Unfortunately, this part of the haplotree has characteristics that will not yield high accuracy charting: these YSNP branches are not genetically isolated from a YSTR point of view from other YSNP branches. Not only is there YSTR overlap within the branches of Z16437 but there is overlap with its brother L159.2 and even some overlap with other haplogroups not under Z255. This is the main issue with this area of the haplotree.

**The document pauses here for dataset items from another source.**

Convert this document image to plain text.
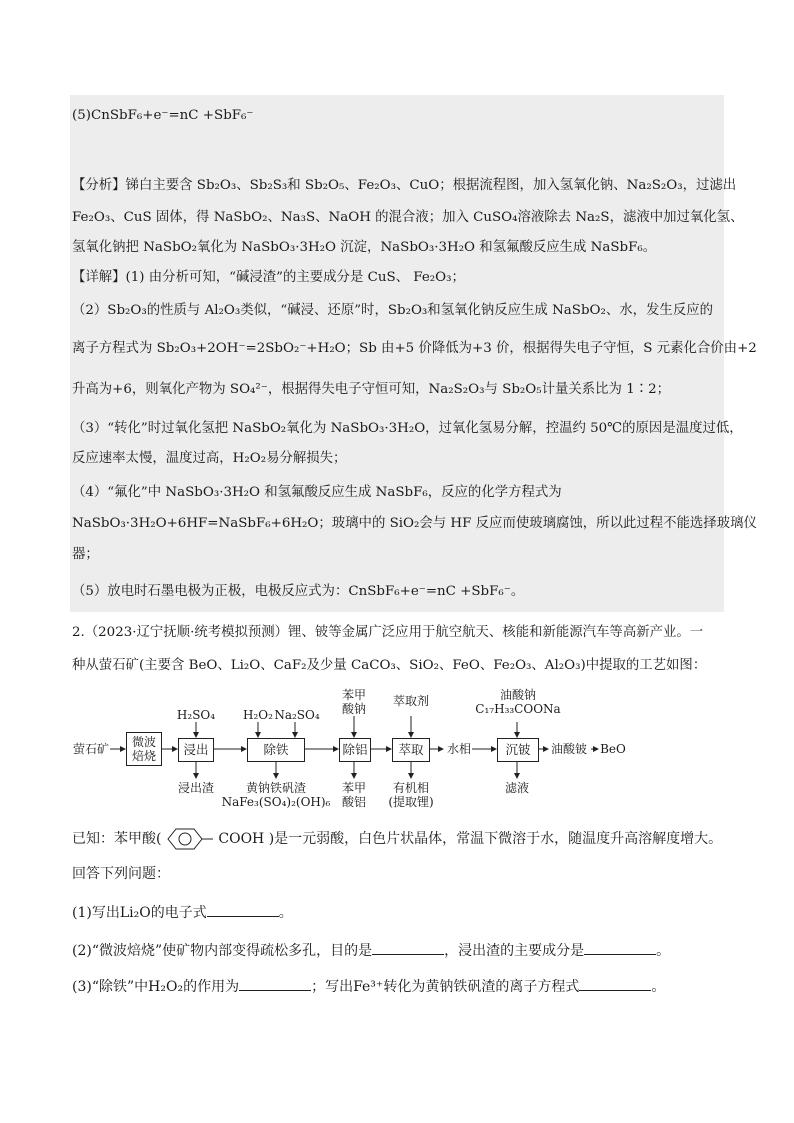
(5)CnSbF₆+e⁻=nC +SbF₆⁻
【分析】锑白主要含 Sb₂O₃、Sb₂S₃和 Sb₂O₅、Fe₂O₃、CuO；根据流程图，加入氢氧化钠、Na₂S₂O₃，过滤出
Fe₂O₃、CuS 固体，得 NaSbO₂、Na₃S、NaOH 的混合液；加入 CuSO₄溶液除去 Na₂S，滤液中加过氧化氢、
氢氧化钠把 NaSbO₂氧化为 NaSbO₃·3H₂O 沉淀，NaSbO₃·3H₂O 和氢氟酸反应生成 NaSbF₆。
【详解】(1) 由分析可知，“碱浸渣”的主要成分是 CuS、 Fe₂O₃；
（2）Sb₂O₃的性质与 Al₂O₃类似，“碱浸、还原”时，Sb₂O₃和氢氧化钠反应生成 NaSbO₂、水，发生反应的
离子方程式为 Sb₂O₃+2OH⁻=2SbO₂⁻+H₂O；Sb 由+5 价降低为+3 价，根据得失电子守恒，S 元素化合价由+2
升高为+6，则氧化产物为 SO₄²⁻，根据得失电子守恒可知，Na₂S₂O₃与 Sb₂O₅计量关系比为 1∶2；
（3）“转化”时过氧化氢把 NaSbO₂氧化为 NaSbO₃·3H₂O，过氧化氢易分解，控温约 50℃的原因是温度过低，
反应速率太慢，温度过高，H₂O₂易分解损失；
（4）“氟化”中 NaSbO₃·3H₂O 和氢氟酸反应生成 NaSbF₆，反应的化学方程式为
NaSbO₃·3H₂O+6HF=NaSbF₆+6H₂O；玻璃中的 SiO₂会与 HF 反应而使玻璃腐蚀，所以此过程不能选择玻璃仪
器；
（5）放电时石墨电极为正极，电极反应式为：CnSbF₆+e⁻=nC +SbF₆⁻。
2.（2023·辽宁抚顺·统考模拟预测）锂、铍等金属广泛应用于航空航天、核能和新能源汽车等高新产业。一
种从萤石矿(主要含 BeO、Li₂O、CaF₂及少量 CaCO₃、SiO₂、FeO、Fe₂O₃、Al₂O₃)中提取的工艺如图：
萤石矿	微波焙烧	浸出	除铁	除铝	萃取	沉铍
H₂SO₄	H₂O₂ Na₂SO₄
苯甲酸钠
萃取剂	油酸钠
C₁₇H₃₃COONa
浸出渣	黄钠铁矾渣
NaFe₃(SO₄)₂(OH)₆
苯甲酸铝
有机相
(提取锂)
滤液
水相	油酸铍	BeO
已知：苯甲酸(	COOH )是一元弱酸，白色片状晶体，常温下微溶于水，随温度升高溶解度增大。
回答下列问题：
(1)写出Li₂O的电子式	。
(2)“微波焙烧”使矿物内部变得疏松多孔，目的是	，浸出渣的主要成分是	。
(3)“除铁”中H₂O₂的作用为	；写出Fe³⁺转化为黄钠铁矾渣的离子方程式	。
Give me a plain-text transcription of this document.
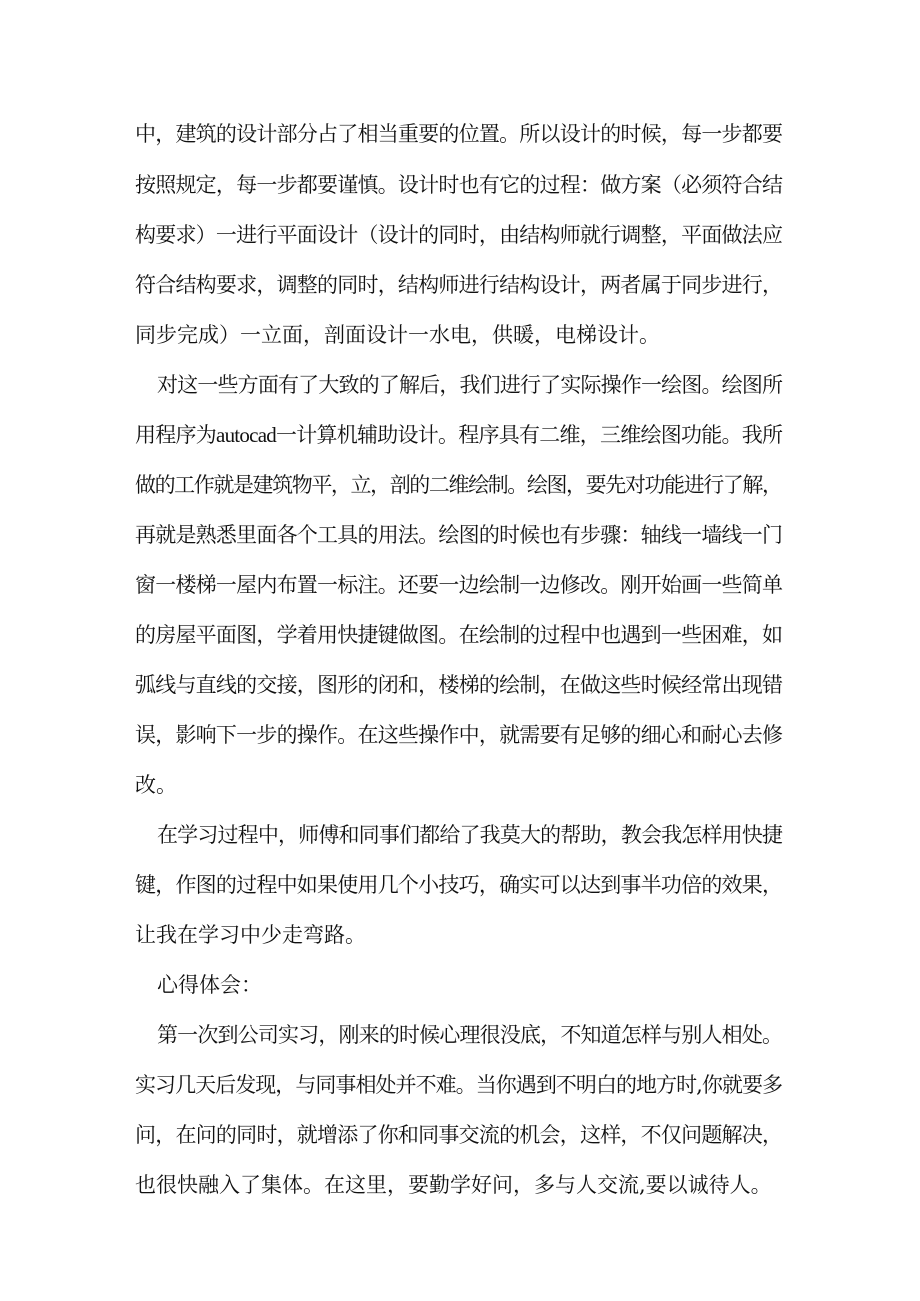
中，建筑的设计部分占了相当重要的位置。所以设计的时候，每一步都要

按照规定，每一步都要谨慎。设计时也有它的过程：做方案（必须符合结

构要求）一进行平面设计（设计的同时，由结构师就行调整，平面做法应

符合结构要求，调整的同时，结构师进行结构设计，两者属于同步进行，

同步完成）一立面，剖面设计一水电，供暖，电梯设计。

对这一些方面有了大致的了解后，我们进行了实际操作一绘图。绘图所

用程序为autocad一计算机辅助设计。程序具有二维，三维绘图功能。我所

做的工作就是建筑物平，立，剖的二维绘制。绘图，要先对功能进行了解，

再就是熟悉里面各个工具的用法。绘图的时候也有步骤：轴线一墙线一门

窗一楼梯一屋内布置一标注。还要一边绘制一边修改。刚开始画一些简单

的房屋平面图，学着用快捷键做图。在绘制的过程中也遇到一些困难，如

弧线与直线的交接，图形的闭和，楼梯的绘制，在做这些时候经常出现错

误，影响下一步的操作。在这些操作中，就需要有足够的细心和耐心去修

改。

在学习过程中，师傅和同事们都给了我莫大的帮助，教会我怎样用快捷

键，作图的过程中如果使用几个小技巧，确实可以达到事半功倍的效果，

让我在学习中少走弯路。

心得体会：

第一次到公司实习，刚来的时候心理很没底，不知道怎样与别人相处。

实习几天后发现，与同事相处并不难。当你遇到不明白的地方时,你就要多

问，在问的同时，就增添了你和同事交流的机会，这样，不仅问题解决，

也很快融入了集体。在这里，要勤学好问，多与人交流,要以诚待人。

The Gleason surname cluster could be charted but you have a major choice to make: 1) either leave out many possible testers that are really part of this cluster by being very conservative in what you chart; OR 2) include many more testers into this part of the haplotree knowing that there will be many errors of testers that do not belong. Another alternative is to chart all of Z255 which would be a major effort to collect all the relevant data. By broadening the scope to Z255, many more signatures would be revealed where weak two and three marker signatures under Z16347 would be replaced with stronger three to five signatures under L159.2.

I collected most of the relevant data for all of Z16437 but accuracy just was not high enough and I was having to be extremely conservative with signature matches since there was so much overlap with L159.2 and even outside of Z255. This area of the haplotree will need more than 111 markers to chart (radically reducing the YSTR overlap of signatures) or an unbelievable amount of YSNP testing with very high coverage of testers (pretty much what the Gleason surname cluster is doing).